Cette fois-ci, ce sont les attentats du 13 novembre 2015, à Paris et à Saint-Denis, qui s’invitent dans le débat. En effet, suite aux demandes des avocats des parties civiles et des magistrats chargés de l’instruction, la Commission consultative du secret de la défense nationale vient de donner son accord à la déclassification de 129 documents sur les centaines concernés par la procédure. Une fois de plus, le faible nombre des documents possiblement déclassifiés (il faut maintenant les accords des ministres de l’Intérieur et de la Défense) ainsi que la longueur du délai nécessaire à cette déclassification (plus de huit mois) font réagir les avocats des victimes.
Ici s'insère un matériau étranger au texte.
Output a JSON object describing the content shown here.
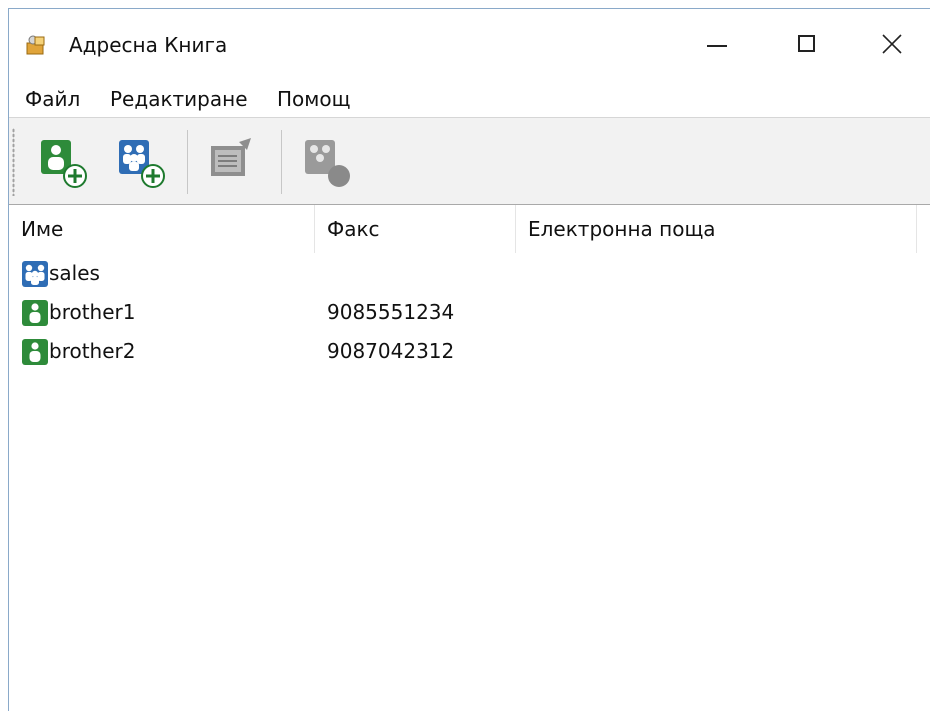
{
  "window": {
    "title": "Адресна Книга"
  },
  "menu": {
    "items": [
      "Файл",
      "Редактиране",
      "Помощ"
    ]
  },
  "toolbar": {
    "buttons": [
      {
        "icon": "add-contact-icon",
        "enabled": true
      },
      {
        "icon": "add-group-icon",
        "enabled": true
      },
      {
        "icon": "edit-icon",
        "enabled": false
      },
      {
        "icon": "delete-icon",
        "enabled": false
      }
    ]
  },
  "columns": [
    "Име",
    "Факс",
    "Електронна поща"
  ],
  "rows": [
    {
      "type": "group",
      "icon": "group-icon",
      "name": "sales",
      "fax": "",
      "email": ""
    },
    {
      "type": "contact",
      "icon": "contact-icon",
      "name": "brother1",
      "fax": "9085551234",
      "email": ""
    },
    {
      "type": "contact",
      "icon": "contact-icon",
      "name": "brother2",
      "fax": "9087042312",
      "email": ""
    }
  ],
  "colors": {
    "contact": "#2e8b3a",
    "group": "#2f6db5",
    "disabled": "#8a8a8a"
  }
}
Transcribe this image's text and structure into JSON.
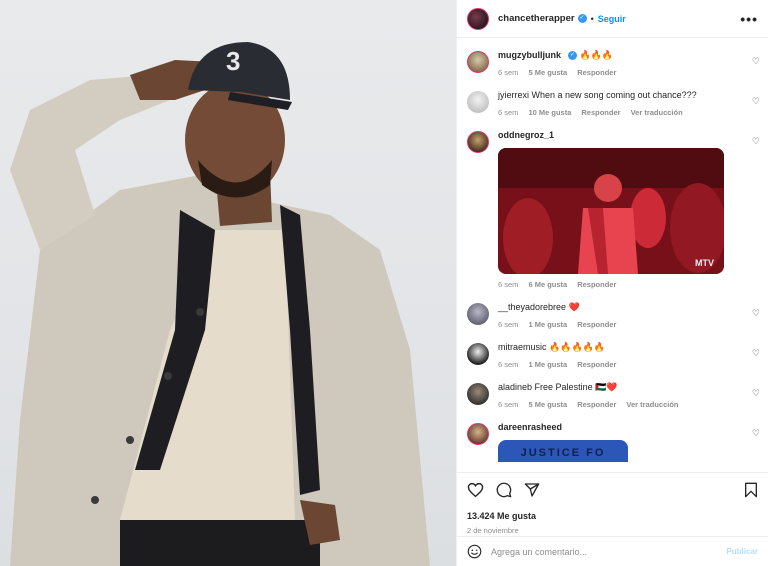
{
  "header": {
    "username": "chancetherapper",
    "verified_mark": "✓",
    "separator": "•",
    "follow_label": "Seguir",
    "more_label": "•••"
  },
  "comments": [
    {
      "username": "mugzybulljunk",
      "verified_mark": "✓",
      "text": "🔥🔥🔥",
      "meta": [
        "6 sem",
        "5 Me gusta",
        "Responder"
      ]
    },
    {
      "username": "jyierrexi",
      "text": "When a new song coming out chance???",
      "meta": [
        "6 sem",
        "10 Me gusta",
        "Responder",
        "Ver traducción"
      ]
    },
    {
      "username": "oddnegroz_1",
      "text": "",
      "meta": [
        "6 sem",
        "6 Me gusta",
        "Responder"
      ],
      "gif_overlay": "MTV"
    },
    {
      "username": "__theyadorebree",
      "text": "❤️",
      "meta": [
        "6 sem",
        "1 Me gusta",
        "Responder"
      ]
    },
    {
      "username": "mitraemusic",
      "text": "🔥🔥🔥🔥🔥",
      "meta": [
        "6 sem",
        "1 Me gusta",
        "Responder"
      ]
    },
    {
      "username": "aladineb",
      "text": "Free Palestine 🇵🇸❤️",
      "meta": [
        "6 sem",
        "5 Me gusta",
        "Responder",
        "Ver traducción"
      ]
    },
    {
      "username": "dareenrasheed",
      "text": "",
      "sticker_text": "JUSTICE FO"
    }
  ],
  "heart_glyph": "♡",
  "footer": {
    "likes": "13.424 Me gusta",
    "date": "2 de noviembre",
    "comment_placeholder": "Agrega un comentario...",
    "post_label": "Publicar"
  },
  "colors": {
    "accent": "#0095f6",
    "post_disabled": "#b2dffc",
    "muted": "#8e8e8e"
  },
  "icons": [
    "more-icon",
    "heart-icon",
    "comment-icon",
    "share-icon",
    "bookmark-icon",
    "emoji-icon"
  ]
}
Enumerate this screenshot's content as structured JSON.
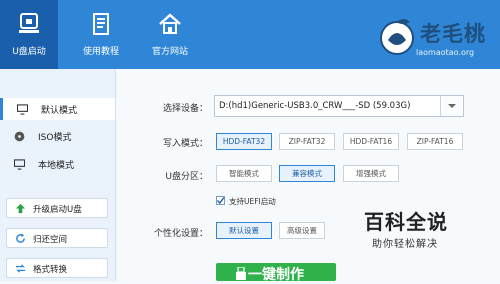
{
  "nav": {
    "items": [
      {
        "label": "U盘启动",
        "icon": "usb-drive-icon"
      },
      {
        "label": "使用教程",
        "icon": "book-icon"
      },
      {
        "label": "官方网站",
        "icon": "home-icon"
      }
    ]
  },
  "logo": {
    "name": "老毛桃",
    "url": "laomaotao.org"
  },
  "sidebar": {
    "modes": [
      {
        "label": "默认模式",
        "icon": "monitor-icon"
      },
      {
        "label": "ISO模式",
        "icon": "disc-icon"
      },
      {
        "label": "本地模式",
        "icon": "monitor-icon"
      }
    ],
    "buttons": [
      {
        "label": "升级启动U盘",
        "icon": "upload-arrow-icon"
      },
      {
        "label": "归还空间",
        "icon": "refresh-icon"
      },
      {
        "label": "格式转换",
        "icon": "convert-icon"
      }
    ]
  },
  "form": {
    "device_label": "选择设备：",
    "device_value": "D:(hd1)Generic-USB3.0_CRW___-SD (59.03G)",
    "write_mode_label": "写入模式：",
    "write_modes": [
      "HDD-FAT32",
      "ZIP-FAT32",
      "HDD-FAT16",
      "ZIP-FAT16"
    ],
    "partition_label": "U盘分区：",
    "partitions": [
      "智能模式",
      "兼容模式",
      "增强模式"
    ],
    "uefi_label": "支持UEFI启动",
    "personalize_label": "个性化设置：",
    "personalize_options": [
      "默认设置",
      "高级设置"
    ],
    "go_label": "一键制作"
  },
  "watermark": {
    "title": "百科全说",
    "subtitle": "助你轻松解决"
  },
  "colors": {
    "header": "#2f86d6",
    "accent": "#2fb24a"
  }
}
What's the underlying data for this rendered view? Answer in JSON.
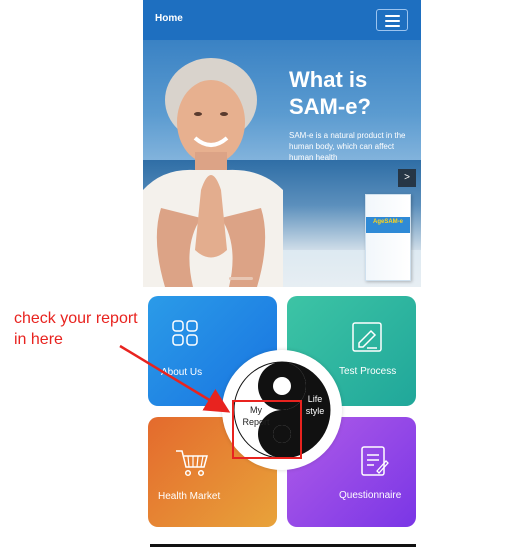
{
  "navbar": {
    "title": "Home",
    "menu_icon": "hamburger-menu-icon",
    "color": "#1e6fc0"
  },
  "hero": {
    "title": "What is\nSAM-e?",
    "description": "SAM-e is a natural product in the human body, which can affect human health",
    "next_icon": "chevron-right-icon",
    "product_name": "AgeSAM-e"
  },
  "tiles": {
    "about": {
      "label": "About Us",
      "icon": "grid-icon",
      "color": "#1f87e6"
    },
    "test": {
      "label": "Test Process",
      "icon": "edit-document-icon",
      "color": "#2fb59f"
    },
    "market": {
      "label": "Health Market",
      "icon": "shopping-cart-icon",
      "color": "#e6803a"
    },
    "questionnaire": {
      "label": "Questionnaire",
      "icon": "clipboard-icon",
      "color": "#944be7"
    }
  },
  "center": {
    "my_report": "My\nReport",
    "lifestyle": "Life\nstyle",
    "icon": "yin-yang-icon"
  },
  "annotation": {
    "text": "check your report in here",
    "color": "#e8231f"
  }
}
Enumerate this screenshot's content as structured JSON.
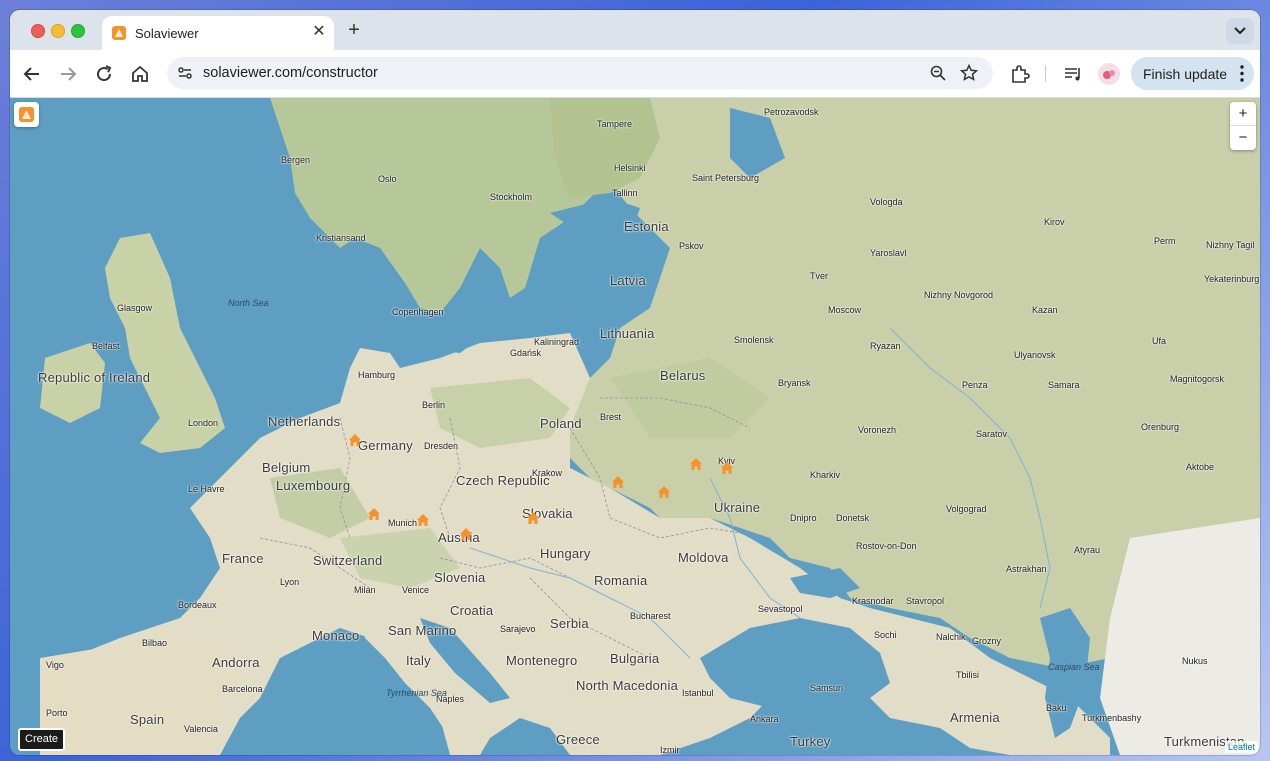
{
  "browser": {
    "tab_title": "Solaviewer",
    "url": "solaviewer.com/constructor",
    "finish_update_label": "Finish update"
  },
  "map": {
    "create_label": "Create",
    "zoom_in": "+",
    "zoom_out": "−",
    "attribution": "Leaflet",
    "countries": [
      "Republic of Ireland",
      "Netherlands",
      "Belgium",
      "Luxembourg",
      "Germany",
      "France",
      "Switzerland",
      "Austria",
      "Czech Republic",
      "Slovakia",
      "Poland",
      "Hungary",
      "Slovenia",
      "Croatia",
      "Romania",
      "Moldova",
      "Ukraine",
      "Belarus",
      "Lithuania",
      "Latvia",
      "Estonia",
      "Serbia",
      "Bulgaria",
      "Italy",
      "Spain",
      "Andorra",
      "Monaco",
      "San Marino",
      "Montenegro",
      "North Macedonia",
      "Turkey",
      "Greece",
      "Armenia",
      "Turkmenistan"
    ],
    "cities": [
      "Tampere",
      "Petrozavodsk",
      "Bergen",
      "Helsinki",
      "Saint Petersburg",
      "Oslo",
      "Tallinn",
      "Stockholm",
      "Vologda",
      "Kirov",
      "Kristiansand",
      "Pskov",
      "Yaroslavl",
      "Perm",
      "Nizhny Tagil",
      "Glasgow",
      "Tver",
      "Yekaterinburg",
      "Nizhny Novgorod",
      "Kazan",
      "Copenhagen",
      "Moscow",
      "Belfast",
      "Kaliningrad",
      "Gdańsk",
      "Smolensk",
      "Ryazan",
      "Ufa",
      "Hamburg",
      "Ulyanovsk",
      "Magnitogorsk",
      "Bryansk",
      "Penza",
      "Samara",
      "Berlin",
      "London",
      "Brest",
      "Voronezh",
      "Saratov",
      "Orenburg",
      "Dresden",
      "Kyiv",
      "Kharkiv",
      "Aktobe",
      "Le Havre",
      "Krakow",
      "Dnipro",
      "Donetsk",
      "Volgograd",
      "Munich",
      "Rostov-on-Don",
      "Atyrau",
      "Lyon",
      "Astrakhan",
      "Milan",
      "Venice",
      "Bordeaux",
      "Sarajevo",
      "Bucharest",
      "Sevastopol",
      "Krasnodar",
      "Stavropol",
      "Sochi",
      "Nalchik",
      "Grozny",
      "Bilbao",
      "Barcelona",
      "Istanbul",
      "Samsun",
      "Tbilisi",
      "Nukus",
      "Naples",
      "Ankara",
      "Baku",
      "Turkmenbashy",
      "Valencia",
      "Izmir",
      "Vigo",
      "Porto"
    ],
    "seas": [
      "North Sea",
      "Tyrrhenian Sea",
      "Caspian Sea"
    ],
    "marker_icon": "home-marker-icon",
    "accent_color": "#f5922b"
  }
}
À vrai dire, ces reproches ne sont pas récents. Depuis l’inscription dans un décret-loi, en 1939, de l’expression « secret de la Défense nationale », cette notion a maintes fois été renforcée, et encore ces dernières années pour ajouter les biens immobiliers à la liste des procédés, écrits, documents, informations, réseaux informatiques, données informatisées ou fichiers, déjà concernés par le secret-défense. Aujourd’hui, trois niveaux de protection se complètent afin d’assurer la préservation de nos intérêts nationaux. Il s’agit du « très secret-défense », du « secret-défense » et du « confidentiel-défense ».
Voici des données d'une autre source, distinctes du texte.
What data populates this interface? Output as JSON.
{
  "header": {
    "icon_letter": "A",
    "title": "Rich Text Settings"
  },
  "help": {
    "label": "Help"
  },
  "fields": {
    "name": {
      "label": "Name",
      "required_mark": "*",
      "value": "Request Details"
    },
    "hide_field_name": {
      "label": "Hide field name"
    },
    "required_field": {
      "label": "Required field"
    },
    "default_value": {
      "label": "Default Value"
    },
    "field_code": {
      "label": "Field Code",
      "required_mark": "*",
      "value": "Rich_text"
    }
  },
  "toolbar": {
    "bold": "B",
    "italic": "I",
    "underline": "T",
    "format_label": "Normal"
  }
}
Pour autant, dans le cadre de l’enquête sur les attentats de 2015 actuellement instruite par la justice, les mêmes sempiternelles questions restent posées.
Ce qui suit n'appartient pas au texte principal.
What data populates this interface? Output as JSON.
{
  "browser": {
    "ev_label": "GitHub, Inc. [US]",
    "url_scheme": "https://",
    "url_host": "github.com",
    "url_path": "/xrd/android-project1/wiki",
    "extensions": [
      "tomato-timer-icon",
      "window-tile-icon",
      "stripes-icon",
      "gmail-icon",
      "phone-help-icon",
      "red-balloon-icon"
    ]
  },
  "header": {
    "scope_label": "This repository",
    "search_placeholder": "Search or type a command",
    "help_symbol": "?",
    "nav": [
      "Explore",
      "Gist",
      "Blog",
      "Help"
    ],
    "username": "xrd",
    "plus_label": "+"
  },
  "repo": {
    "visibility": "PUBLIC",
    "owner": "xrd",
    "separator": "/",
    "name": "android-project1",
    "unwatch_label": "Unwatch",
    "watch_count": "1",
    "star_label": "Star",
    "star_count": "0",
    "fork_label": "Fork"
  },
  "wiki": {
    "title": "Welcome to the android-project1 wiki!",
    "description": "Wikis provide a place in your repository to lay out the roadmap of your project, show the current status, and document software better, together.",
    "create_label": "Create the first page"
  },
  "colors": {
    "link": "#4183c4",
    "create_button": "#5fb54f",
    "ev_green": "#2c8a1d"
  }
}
Ainsi en est-il de la pertinence de la classification secret-défense de documents qui, certes, concernent la défense de notre pays. Mais cette classification, de par la lourdeur de la procédure, entrave le bon déroulement de l’action de la justice. Par ailleurs, la mise sous secret de certaines pièces pose toujours la question du « qu’aurait-on à cacher ? »

Même si des procédures de déclassification interviennent, une autre question se pose. Celle du temps indispensable à cette procédure. En matière judiciaire, le temps qui passe est l’ennemi des enquêteurs. Ne dit-on pas qu’une affaire se résout, ou pas, dans les tout premiers jours, voire les toutes premières heures qui suivent les faits. Ainsi, laisser passer plusieurs mois avant de permettre aux enquêteurs d’accéder à certaines pièces importantes hypothèque gravement la réussite des investigations. Enfin, le nombre de documents rendus accessibles après leur déclassification, en l’occurrence 129 sur plusieurs centaines, laisse planer un doute sur la portée et l’efficacité de la démarche.

Ignorant les contenus des documents qui devraient être consultables d’ici quelques jours par la justice, il est difficile de dire aujourd’hui s’ils seront d’une importance primordiale pour les investigations à venir. Permettront-ils de définir les responsabilités des protagonistes impliqués dans les attentats ?

Permettront-ils d’identifier les réseaux et les commanditaires ? Permettront-ils aux victimes, et à leurs familles, sur la base des informations révélées, de connaître enfin la vérité ? Rien n’est moins sûr. Une chose est cependant certaine : du temps aura été perdu.